‘Muriel’s Wedding’ is an extraordinary blend of the comic and the tragic and it hits layers of emotional depth in so doing which many films fail to elicit. It also prefigures ‘Mamma Mia’ in the way that the music of Abba is being used in a manner that underscores the emotional trajectory of its heroine, Muriel (Toni Collette), whose failures and rejections in life have a healing and cathartic dimension through Abba’s music and which allows her to retreat into a rare positive space in her dysfunctional family life. With a crooked politician for a father and a catatonic mother who is cheated on and abused, Muriel has a large number of siblings all of whom are unemployed and vindictive.
Muriel resorts to shoplifting in order to be able to have something decent to wear at the wedding of one of the local mean girls who find Muriel embarrassing to be around and don’t mince their words in conveying this to her face. Muriel tries to reinvent herself, using money stolen from her unsuspecting mother, and flees to Sydney where she develops a friendship with Rhonda (Rachel Griffiths) who has a joie de vivre which attracts the otherwise morose Muriel and we see Muriel face down her family and choose a differently configured lifestyle, one of her choosing, which she proceeds to enjoy while at the same time trying to fulfil her fantasy of one day getting married in a lavish ceremony with a white dress.
Having little money, she visits all the bridal shops in Sydney where she creates stories about an ailing mother in order to engender sympathy and concessions to enable her to purchase her outfit. But, Muriel is no less of a pathological liar than her father, whose dishonest political manoeuvrings see him evicting the Aboriginal population from their land and even boasting about it. While the relationship between Muriel and Rhonda is not presented as having a sexual element, there is a level of kinship and intensity between them which is not found in any other relationship in the film, and we see this play out in the incompatible scenarios that unfold in which Muriel dreams of a white wedding with an ideal male partner while being unable to sustain any such heterosexual relations.
Rhonda has a major health crisis and it is the way Muriel responds to her needs that form the centrepiece of this implicitly same-sex liaison. What strikes with ‘Muriel’s Wedding’ is that this is a film that uses the mantle of comedy in order to introduce and run wild with moments of tragedy and desperation which work so well precisely because of the way comedy is used as a framing device. It is a deceptively satirical and intricate character study which allows a variety of emotional registers to be delineated against the backdrop of what is ostensibly a feelgood work.

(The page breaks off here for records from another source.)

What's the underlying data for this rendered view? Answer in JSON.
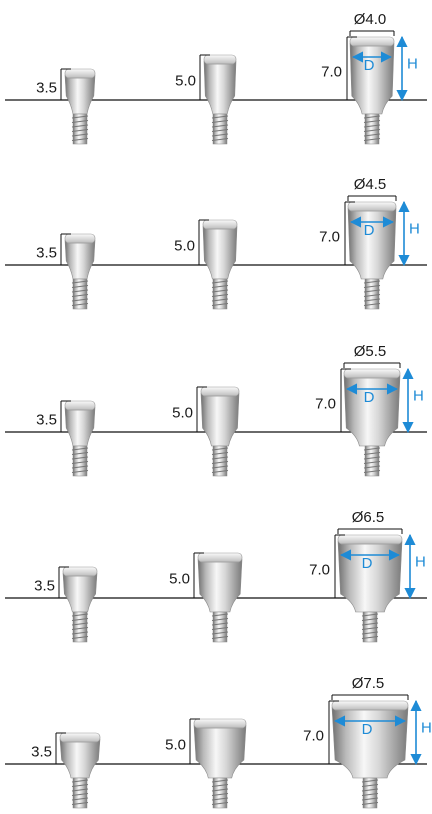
{
  "colors": {
    "arrow": "#1e8bd6",
    "metal_light": "#f4f4f4",
    "metal_dark": "#7d7d7d",
    "line": "#111111"
  },
  "rows": [
    {
      "diameter": "Ø4.0",
      "heights": [
        "3.5",
        "5.0",
        "7.0"
      ],
      "d_label": "D",
      "h_label": "H"
    },
    {
      "diameter": "Ø4.5",
      "heights": [
        "3.5",
        "5.0",
        "7.0"
      ],
      "d_label": "D",
      "h_label": "H"
    },
    {
      "diameter": "Ø5.5",
      "heights": [
        "3.5",
        "5.0",
        "7.0"
      ],
      "d_label": "D",
      "h_label": "H"
    },
    {
      "diameter": "Ø6.5",
      "heights": [
        "3.5",
        "5.0",
        "7.0"
      ],
      "d_label": "D",
      "h_label": "H"
    },
    {
      "diameter": "Ø7.5",
      "heights": [
        "3.5",
        "5.0",
        "7.0"
      ],
      "d_label": "D",
      "h_label": "H"
    }
  ]
}
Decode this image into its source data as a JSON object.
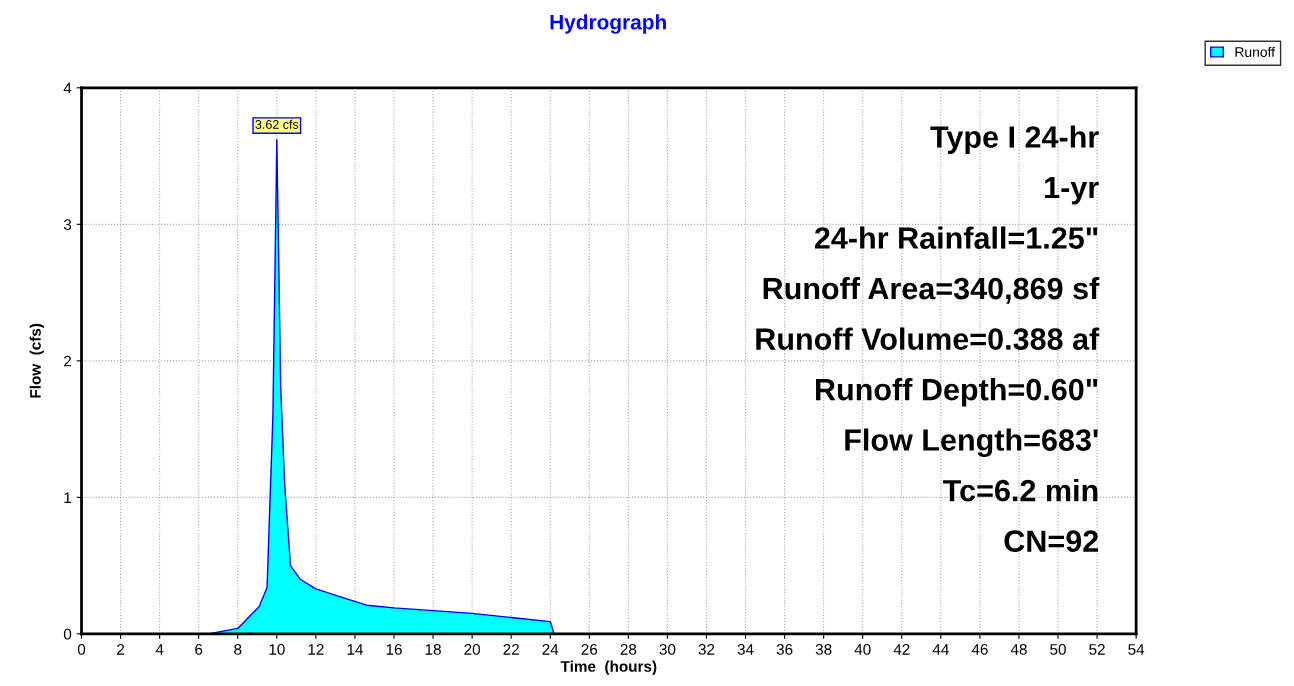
{
  "chart_data": {
    "type": "area",
    "title": "Hydrograph",
    "xlabel": "Time  (hours)",
    "ylabel": "Flow  (cfs)",
    "x": [
      0,
      6.5,
      8,
      9.1,
      9.5,
      9.8,
      10.0,
      10.2,
      10.4,
      10.7,
      11.2,
      12,
      13.5,
      14.6,
      16,
      18,
      20,
      22,
      24,
      24.2,
      54
    ],
    "series": [
      {
        "name": "Runoff",
        "color": "#00ffff",
        "values": [
          0,
          0,
          0.04,
          0.2,
          0.34,
          1.6,
          3.62,
          1.8,
          1.1,
          0.5,
          0.4,
          0.33,
          0.26,
          0.21,
          0.19,
          0.17,
          0.15,
          0.12,
          0.09,
          0,
          0
        ]
      }
    ],
    "xlim": [
      0,
      54
    ],
    "xticks": [
      0,
      2,
      4,
      6,
      8,
      10,
      12,
      14,
      16,
      18,
      20,
      22,
      24,
      26,
      28,
      30,
      32,
      34,
      36,
      38,
      40,
      42,
      44,
      46,
      48,
      50,
      52,
      54
    ],
    "ylim": [
      0,
      4
    ],
    "yticks": [
      0,
      1,
      2,
      3,
      4
    ],
    "grid": true,
    "legend": "top right",
    "annotations": [
      {
        "text": "3.62 cfs",
        "x": 10.0,
        "y": 3.62
      },
      "Type I 24-hr",
      "1-yr",
      "24-hr Rainfall=1.25\"",
      "Runoff Area=340,869 sf",
      "Runoff Volume=0.388 af",
      "Runoff Depth=0.60\"",
      "Flow Length=683'",
      "Tc=6.2 min",
      "CN=92"
    ]
  }
}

Crucially, it is boundary-breaking, at least by mid-1990s standards, when it was made, by the way it queries and deconstructs the extent to which relationship happiness can be measured in terms of conventional marriage. Though dated and structurally uneven in many respects, ‘Muriel’s Wedding’ is a taboo-crushing study of feminine empowerment and the unorthodox routes open to anyone seeking to live one’s own dreams uncircumscribed by societal norms.